Manche Versicherungen sind übrigens auch dann sehr kundenfreundlich, wenn sie eine Arztrechnung für teilweise unberechtigt, falsch oder überhöht halten. Sie bitten dann den Versicherten, eine sogenannte Abtretungserklärung zu unterschreiben, zahlen ihm die volle Rechungssumme aus und versuchen anschließend, sich vom Arzt den Teil des Geldes wiederzuholen, der nach Ansicht der Versicherung zu Unrecht in Rechnung gestellt wurde.

Ein Hinweis darauf, ob eine Krankenversicherung eher großzügig zahlt oder häufig Leistungen ablehnt, kann die Beschwerdestatistik der Bundesanstalt für Finanzdienstleistungsaufsicht (BaFin) sein, die unter anderem hier abrufbar ist. Sie gibt an, wie viele Kunden sich über die jeweilige Versicherung bei der Bundesanstalt beschwert haben. Im Jahr 2013 gingen im Durchschnitt 3,7 Beschwerden pro 100.000 Verträge ein. Wenn es bei einer bestimmten Versicherung doppelt so viele waren, kann das ein Hinweis darauf sein, dass eingereichte Rechnungen sehr genau kontrolliert und Zahlungen häufiger verweigert werden. Ist die Beschwerde-Quote nur halb so hoch, wird womöglich eher großzügig gezahlt. Allerdings ist es nur ein Indiz. Man darf die Beschwerdequote nicht überbewerten. Sie sagt beispielsweise nichts darüber aus, ob eine Beschwerde zu Recht erfolgte.

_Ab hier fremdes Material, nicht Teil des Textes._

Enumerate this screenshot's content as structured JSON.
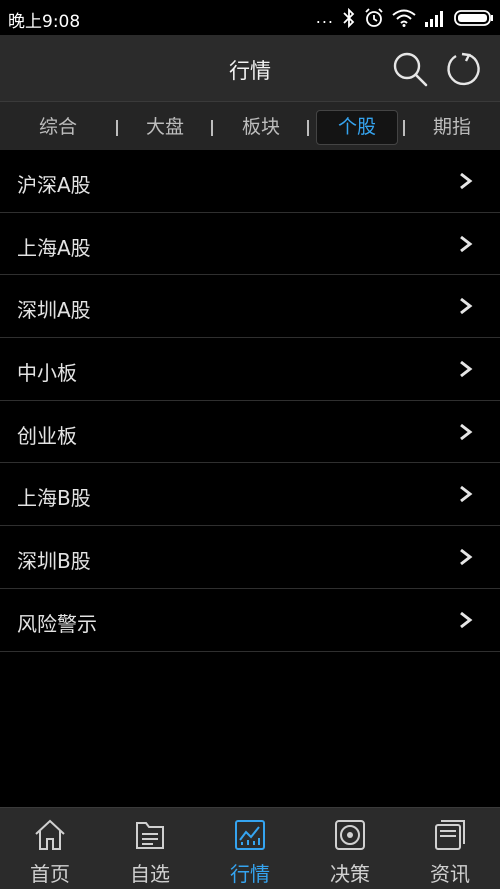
{
  "status_bar": {
    "time": "晚上9:08",
    "dots": "..."
  },
  "header": {
    "title": "行情"
  },
  "tabs": [
    {
      "label": "综合",
      "active": false
    },
    {
      "label": "大盘",
      "active": false
    },
    {
      "label": "板块",
      "active": false
    },
    {
      "label": "个股",
      "active": true
    },
    {
      "label": "期指",
      "active": false
    }
  ],
  "list": [
    {
      "label": "沪深A股"
    },
    {
      "label": "上海A股"
    },
    {
      "label": "深圳A股"
    },
    {
      "label": "中小板"
    },
    {
      "label": "创业板"
    },
    {
      "label": "上海B股"
    },
    {
      "label": "深圳B股"
    },
    {
      "label": "风险警示"
    }
  ],
  "bottom_nav": [
    {
      "label": "首页",
      "icon": "home-icon",
      "active": false
    },
    {
      "label": "自选",
      "icon": "folder-icon",
      "active": false
    },
    {
      "label": "行情",
      "icon": "chart-icon",
      "active": true
    },
    {
      "label": "决策",
      "icon": "target-icon",
      "active": false
    },
    {
      "label": "资讯",
      "icon": "news-icon",
      "active": false
    }
  ],
  "colors": {
    "accent": "#35a4f0",
    "background": "#000000",
    "header": "#2b2b2b"
  }
}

Weitere Unterschiede im Überblick


Es gibt noch weitere Punkte, warum die Prämien verschiedener Versicherungen trotz gleicher Leistungen stark differieren können: Bei Tarifen mit wenigen Versicherten ist die Gefahr von "statistischen Ausreißern" naturgegeben groß. Ein paar (sehr teure) HIV-Erkrankungen mehr in einem Jahrgang etwa können hier schon zu erheblichen Kostensteigerungen führen. Umgekehrt können ein paar Erkrankungen weniger zu deutlich geringeren Beiträgen führen. Ausreißer sind also in beide Richtungen möglich. Tarife mit wenigen Versicherten finden sich entweder bei kleinen Versicherungen, aber auch bei größeren, die eine Vielzahl verschiedener Tarife vertreiben und alle paar Jahre etwas Neues auflegen.

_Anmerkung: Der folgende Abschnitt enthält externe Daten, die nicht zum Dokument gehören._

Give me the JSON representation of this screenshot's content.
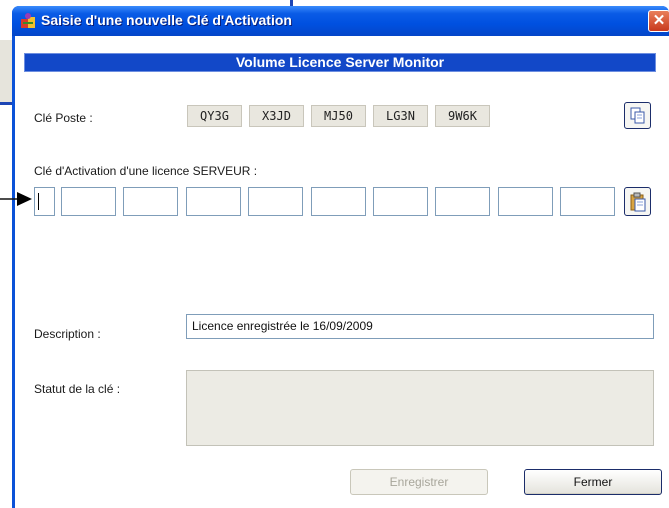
{
  "window": {
    "title": "Saisie d'une nouvelle Clé d'Activation",
    "close_label": "✕"
  },
  "banner": "Volume Licence Server Monitor",
  "poste": {
    "label": "Clé Poste :",
    "segments": [
      "QY3G",
      "X3JD",
      "MJ50",
      "LG3N",
      "9W6K"
    ]
  },
  "activation": {
    "label": "Clé d'Activation d'une licence SERVEUR :",
    "field_count": 10
  },
  "description": {
    "label": "Description :",
    "value": "Licence enregistrée le 16/09/2009"
  },
  "statut": {
    "label": "Statut de la clé :"
  },
  "buttons": {
    "save": "Enregistrer",
    "close": "Fermer"
  },
  "icons": {
    "copy": "copy-icon",
    "paste": "paste-icon",
    "app": "app-icon",
    "pointer": "arrow-pointer-icon"
  },
  "colors": {
    "titlebar": "#0050e0",
    "banner": "#1248c8",
    "close_button": "#c8391d"
  }
}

In der Annahmepolitik neuer Versicherter unterscheiden sich die Unternehmen ebenfalls deutlich. Manche haben eine sehr genaue Gesundheitsprüfung und verlangen schnell Beitragszuschläge (etwa bei Übergeweicht), andere schauen beim Thema teure Vorerkrankungen nicht so genau hin und wollen lieber schnell viele Kunden gewinnen. Wieder andere haben besonders viele Beamte versichert, denen manche unterstellen, sie seien im Durchschnitt gesünder, etwa weil sie nicht so viel Stress und Zukunftsängste haben. All das kann eine Rolle spielen, aber es ist schwer zu quantifizieren.

Unterm Strich: Auch wenn für alle privaten Krankenversicherungen die gleichen gesetzlichen Regeln gelten, so kann es doch erhebliche Unterschiede zwischen den verschiedenen Gesellschaften geben. Diese Unterschiede sind weitaus größer als in der gesetzlichen Versicherung und können sich - bei gleichen oder ähnlichen Leistungen - in deutlich höheren oder niedrigeren Beiträgen bemerkbar machen. Schauen Sie also genau hin, insbesondere wenn es darum geht, ob eine Versicherung viel Geld für Makler ausgibt und ob sie für das Geld der Versicherten einen ordentlichen Zinsgewinn erzielt.